An Australian production, I really wonder if one of the seeds of inspiration was the 1995 Alicia Silverstone vomitorium The Babysitter. That movie centers around Silverstone as the titular babysitter and object of desire and obsession for every single character in the movie, the story of which is a loosely strung together series of would-be erotic fantasy sequences of characters walking in on her in the bathtub. Better Watch Out plays out like a more inventive, impassioned answer to that film. One that gives our heroine more agency, seems to understand the sweet, if here misunderstood, nature of the babysitter/babysat dynamic and turns Babysitter’s weird fetishizing inward for an examination of rotting misunderstandings instead of flat titilation.
From a technical standpoint, Better Watch Out ditches the jump stings of a traditional horror film for a slowly drawn out psychological thriller of wonderfully long monologues and performances that indulge in hammy villainy. You’ve been warned, half of this movie plays out with the theatrical staging of a Wes Craven third act. I love this stuff, I loved every turn the movie took, but those looking for a more textbook horror experience may find the film slow or angering as it talks its way into one unsettling scenario after another. Another word that gets tossed around a lot is “creepy”. Everything is “creepy”. Everyone is “creepy”. Better Watch Out actually knows creepy, dragging out its situation from inappropriate to under-the-skin discomfort.
Peckover does a remarkable job pulling the strings here, switching our alliances among the characters as they all reveal themselves and then pulling them back and forth as the plot live-wires out of control, bringing the tone up and down from Hughes satire to gender politics to macabre holiday romp. It’s a movie, and Peckover knows that audiences will root for almost anyone with a well-laid plan. The film’s third act is a confidently realized vision of movie conventions, using every visual and auditory trick in the book to steer us into a place that forces us to process what is happening and whose side we’re on.

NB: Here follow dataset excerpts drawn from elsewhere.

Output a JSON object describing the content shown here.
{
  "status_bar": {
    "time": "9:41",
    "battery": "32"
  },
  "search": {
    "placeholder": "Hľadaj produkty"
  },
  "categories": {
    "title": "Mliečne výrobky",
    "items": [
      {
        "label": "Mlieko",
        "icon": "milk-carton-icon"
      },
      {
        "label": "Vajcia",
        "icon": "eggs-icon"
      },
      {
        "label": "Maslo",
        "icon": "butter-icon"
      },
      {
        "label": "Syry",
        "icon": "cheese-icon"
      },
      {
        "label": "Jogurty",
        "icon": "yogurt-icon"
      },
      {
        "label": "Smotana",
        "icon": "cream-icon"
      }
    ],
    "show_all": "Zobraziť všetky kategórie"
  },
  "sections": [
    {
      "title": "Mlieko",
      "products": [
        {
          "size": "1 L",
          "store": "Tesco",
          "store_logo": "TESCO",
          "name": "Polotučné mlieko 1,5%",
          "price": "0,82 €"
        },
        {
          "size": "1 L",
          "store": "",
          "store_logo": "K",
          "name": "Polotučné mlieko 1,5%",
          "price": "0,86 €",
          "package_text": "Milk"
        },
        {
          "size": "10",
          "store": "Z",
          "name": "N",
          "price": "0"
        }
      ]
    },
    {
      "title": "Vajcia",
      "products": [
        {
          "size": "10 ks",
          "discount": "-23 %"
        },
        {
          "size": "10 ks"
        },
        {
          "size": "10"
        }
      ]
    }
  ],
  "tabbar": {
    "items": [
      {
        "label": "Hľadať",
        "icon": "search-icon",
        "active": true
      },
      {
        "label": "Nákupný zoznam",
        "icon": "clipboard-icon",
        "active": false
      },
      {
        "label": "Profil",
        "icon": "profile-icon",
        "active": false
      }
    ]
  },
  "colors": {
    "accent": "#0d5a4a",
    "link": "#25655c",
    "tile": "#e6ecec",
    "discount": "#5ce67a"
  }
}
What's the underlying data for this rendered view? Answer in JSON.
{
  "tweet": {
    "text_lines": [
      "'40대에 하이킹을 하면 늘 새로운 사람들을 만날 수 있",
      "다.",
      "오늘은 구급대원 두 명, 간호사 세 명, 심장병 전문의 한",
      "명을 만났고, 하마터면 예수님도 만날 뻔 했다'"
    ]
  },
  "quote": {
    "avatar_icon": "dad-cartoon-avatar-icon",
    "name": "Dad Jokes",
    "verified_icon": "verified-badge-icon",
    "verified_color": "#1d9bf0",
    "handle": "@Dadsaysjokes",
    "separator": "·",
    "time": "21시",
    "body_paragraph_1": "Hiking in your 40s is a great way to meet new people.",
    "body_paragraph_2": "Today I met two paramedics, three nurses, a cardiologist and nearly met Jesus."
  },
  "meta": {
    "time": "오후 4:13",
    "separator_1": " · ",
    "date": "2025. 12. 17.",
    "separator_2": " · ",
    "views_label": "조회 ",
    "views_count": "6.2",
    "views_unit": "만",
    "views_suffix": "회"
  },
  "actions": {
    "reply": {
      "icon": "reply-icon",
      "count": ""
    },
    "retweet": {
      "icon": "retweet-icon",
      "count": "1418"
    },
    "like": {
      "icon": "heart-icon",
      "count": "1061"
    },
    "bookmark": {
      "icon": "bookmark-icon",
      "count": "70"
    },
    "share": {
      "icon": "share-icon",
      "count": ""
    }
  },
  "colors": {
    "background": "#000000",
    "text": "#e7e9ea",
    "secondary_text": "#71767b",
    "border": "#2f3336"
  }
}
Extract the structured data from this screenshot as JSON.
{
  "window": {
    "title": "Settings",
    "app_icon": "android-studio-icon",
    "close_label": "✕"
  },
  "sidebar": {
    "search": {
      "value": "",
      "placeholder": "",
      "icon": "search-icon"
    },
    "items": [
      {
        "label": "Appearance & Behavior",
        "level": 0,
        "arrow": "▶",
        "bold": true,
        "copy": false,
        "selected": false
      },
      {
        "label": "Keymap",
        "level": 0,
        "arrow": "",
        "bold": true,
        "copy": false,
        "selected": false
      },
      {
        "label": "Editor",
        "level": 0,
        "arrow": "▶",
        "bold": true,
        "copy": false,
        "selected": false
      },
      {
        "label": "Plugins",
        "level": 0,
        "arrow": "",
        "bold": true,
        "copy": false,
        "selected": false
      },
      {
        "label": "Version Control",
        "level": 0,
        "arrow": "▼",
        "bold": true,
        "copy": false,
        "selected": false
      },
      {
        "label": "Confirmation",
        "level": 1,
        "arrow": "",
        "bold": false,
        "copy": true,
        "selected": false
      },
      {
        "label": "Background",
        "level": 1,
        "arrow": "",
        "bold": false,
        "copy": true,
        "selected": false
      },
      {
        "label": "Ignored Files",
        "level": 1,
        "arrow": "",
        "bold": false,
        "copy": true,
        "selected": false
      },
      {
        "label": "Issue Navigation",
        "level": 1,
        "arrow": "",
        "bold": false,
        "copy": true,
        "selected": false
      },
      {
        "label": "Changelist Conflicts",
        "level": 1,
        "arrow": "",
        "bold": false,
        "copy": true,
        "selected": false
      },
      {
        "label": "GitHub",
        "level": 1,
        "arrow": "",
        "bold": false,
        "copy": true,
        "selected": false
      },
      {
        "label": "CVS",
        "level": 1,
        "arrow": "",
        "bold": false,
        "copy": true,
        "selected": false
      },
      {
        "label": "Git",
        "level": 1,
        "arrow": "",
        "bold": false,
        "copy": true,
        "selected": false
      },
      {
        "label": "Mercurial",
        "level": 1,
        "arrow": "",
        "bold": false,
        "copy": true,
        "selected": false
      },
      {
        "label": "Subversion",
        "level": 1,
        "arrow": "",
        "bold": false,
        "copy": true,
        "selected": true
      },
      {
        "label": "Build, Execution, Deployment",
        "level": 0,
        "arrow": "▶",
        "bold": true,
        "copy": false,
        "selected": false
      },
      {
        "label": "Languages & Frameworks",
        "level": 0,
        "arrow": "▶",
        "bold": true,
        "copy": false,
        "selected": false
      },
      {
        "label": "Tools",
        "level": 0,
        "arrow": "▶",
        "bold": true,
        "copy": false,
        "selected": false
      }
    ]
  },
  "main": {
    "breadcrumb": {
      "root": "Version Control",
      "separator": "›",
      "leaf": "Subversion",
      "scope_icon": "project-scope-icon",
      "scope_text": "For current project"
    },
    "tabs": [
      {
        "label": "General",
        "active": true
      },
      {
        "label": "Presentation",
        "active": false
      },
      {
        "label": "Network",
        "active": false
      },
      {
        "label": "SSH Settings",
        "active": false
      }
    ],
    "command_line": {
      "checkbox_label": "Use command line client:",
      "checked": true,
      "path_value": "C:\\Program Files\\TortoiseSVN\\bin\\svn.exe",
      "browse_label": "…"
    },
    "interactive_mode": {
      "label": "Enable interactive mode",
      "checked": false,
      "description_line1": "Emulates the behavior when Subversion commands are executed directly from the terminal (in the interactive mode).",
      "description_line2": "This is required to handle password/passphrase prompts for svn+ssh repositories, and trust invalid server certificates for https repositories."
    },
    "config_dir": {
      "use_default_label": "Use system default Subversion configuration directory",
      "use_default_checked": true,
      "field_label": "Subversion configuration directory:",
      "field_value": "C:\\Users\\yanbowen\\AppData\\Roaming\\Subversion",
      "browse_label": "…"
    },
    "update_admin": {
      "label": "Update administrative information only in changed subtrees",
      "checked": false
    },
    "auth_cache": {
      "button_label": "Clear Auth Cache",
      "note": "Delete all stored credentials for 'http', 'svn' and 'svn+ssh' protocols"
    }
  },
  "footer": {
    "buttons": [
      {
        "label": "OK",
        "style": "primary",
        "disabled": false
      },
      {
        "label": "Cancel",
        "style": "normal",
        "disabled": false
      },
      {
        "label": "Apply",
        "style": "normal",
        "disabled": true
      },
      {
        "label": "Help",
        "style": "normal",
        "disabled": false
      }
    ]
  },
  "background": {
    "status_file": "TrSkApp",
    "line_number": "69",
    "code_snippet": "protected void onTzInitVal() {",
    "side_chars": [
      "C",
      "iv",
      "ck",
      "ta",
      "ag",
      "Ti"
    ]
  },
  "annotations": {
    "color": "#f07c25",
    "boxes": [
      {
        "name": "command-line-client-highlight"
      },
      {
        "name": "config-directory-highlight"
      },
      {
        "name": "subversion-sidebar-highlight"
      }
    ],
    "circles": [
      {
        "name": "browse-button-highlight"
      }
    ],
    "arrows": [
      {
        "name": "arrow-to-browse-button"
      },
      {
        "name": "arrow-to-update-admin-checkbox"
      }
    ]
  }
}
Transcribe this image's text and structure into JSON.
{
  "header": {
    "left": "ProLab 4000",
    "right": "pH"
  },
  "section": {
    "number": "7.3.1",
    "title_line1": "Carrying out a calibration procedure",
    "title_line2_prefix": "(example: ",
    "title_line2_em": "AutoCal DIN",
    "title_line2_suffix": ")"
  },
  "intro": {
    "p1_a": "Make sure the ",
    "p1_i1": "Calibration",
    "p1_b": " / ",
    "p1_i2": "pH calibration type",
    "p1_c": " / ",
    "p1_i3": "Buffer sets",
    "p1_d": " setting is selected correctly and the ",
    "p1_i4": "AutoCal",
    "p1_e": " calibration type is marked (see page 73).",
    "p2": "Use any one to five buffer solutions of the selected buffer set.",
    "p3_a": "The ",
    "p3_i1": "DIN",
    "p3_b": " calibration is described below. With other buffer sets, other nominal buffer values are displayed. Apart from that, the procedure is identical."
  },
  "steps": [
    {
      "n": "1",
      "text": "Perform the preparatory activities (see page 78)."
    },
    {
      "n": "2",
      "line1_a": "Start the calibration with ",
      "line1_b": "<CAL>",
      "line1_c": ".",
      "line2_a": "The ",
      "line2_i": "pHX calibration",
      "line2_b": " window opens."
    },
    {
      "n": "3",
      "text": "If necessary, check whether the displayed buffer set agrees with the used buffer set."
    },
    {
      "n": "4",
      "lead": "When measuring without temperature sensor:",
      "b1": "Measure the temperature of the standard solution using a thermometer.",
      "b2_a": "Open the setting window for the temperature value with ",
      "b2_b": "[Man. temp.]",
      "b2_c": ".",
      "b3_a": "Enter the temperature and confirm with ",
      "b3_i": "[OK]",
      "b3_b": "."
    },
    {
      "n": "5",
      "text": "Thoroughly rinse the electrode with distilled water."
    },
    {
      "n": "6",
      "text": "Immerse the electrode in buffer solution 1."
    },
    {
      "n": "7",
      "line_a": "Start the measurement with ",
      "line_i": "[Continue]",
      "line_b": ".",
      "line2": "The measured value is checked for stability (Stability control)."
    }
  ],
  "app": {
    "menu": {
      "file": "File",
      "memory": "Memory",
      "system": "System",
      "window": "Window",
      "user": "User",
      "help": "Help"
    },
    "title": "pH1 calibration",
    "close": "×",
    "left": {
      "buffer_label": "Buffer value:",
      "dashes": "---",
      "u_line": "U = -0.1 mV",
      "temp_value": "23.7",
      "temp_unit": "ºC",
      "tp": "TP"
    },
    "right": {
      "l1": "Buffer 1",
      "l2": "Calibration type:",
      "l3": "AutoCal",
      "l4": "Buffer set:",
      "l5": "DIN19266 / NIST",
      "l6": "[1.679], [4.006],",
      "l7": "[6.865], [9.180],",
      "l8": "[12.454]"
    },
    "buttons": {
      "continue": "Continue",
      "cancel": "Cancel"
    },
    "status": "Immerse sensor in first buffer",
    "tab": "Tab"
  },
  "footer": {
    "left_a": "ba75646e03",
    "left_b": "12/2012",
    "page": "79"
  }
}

To describe Better Watch Out as at times a blast, at times disquieting, at times thoughtful and at times wacky genre fun is a testament to the cocktail of tones it juggles without becoming a tacky mess. Peckover has his dynamite premise and manipulates the movie like a well-constructed clockwork that ticks toward locking each piece in place to build a unique spin on the home invasion thriller. It has a nasty kick to it, but it’s the difference between opening a box and finding a lump of coal in it vs. opening a box and that coal being spring-loaded to bounce out and smack us in the face. Better Watch Out is not a comedy, but it is a wickedly fun ride. They are cranking Christmas horror films out on a shoe-string budget lately – and this is one of the very few must-sees.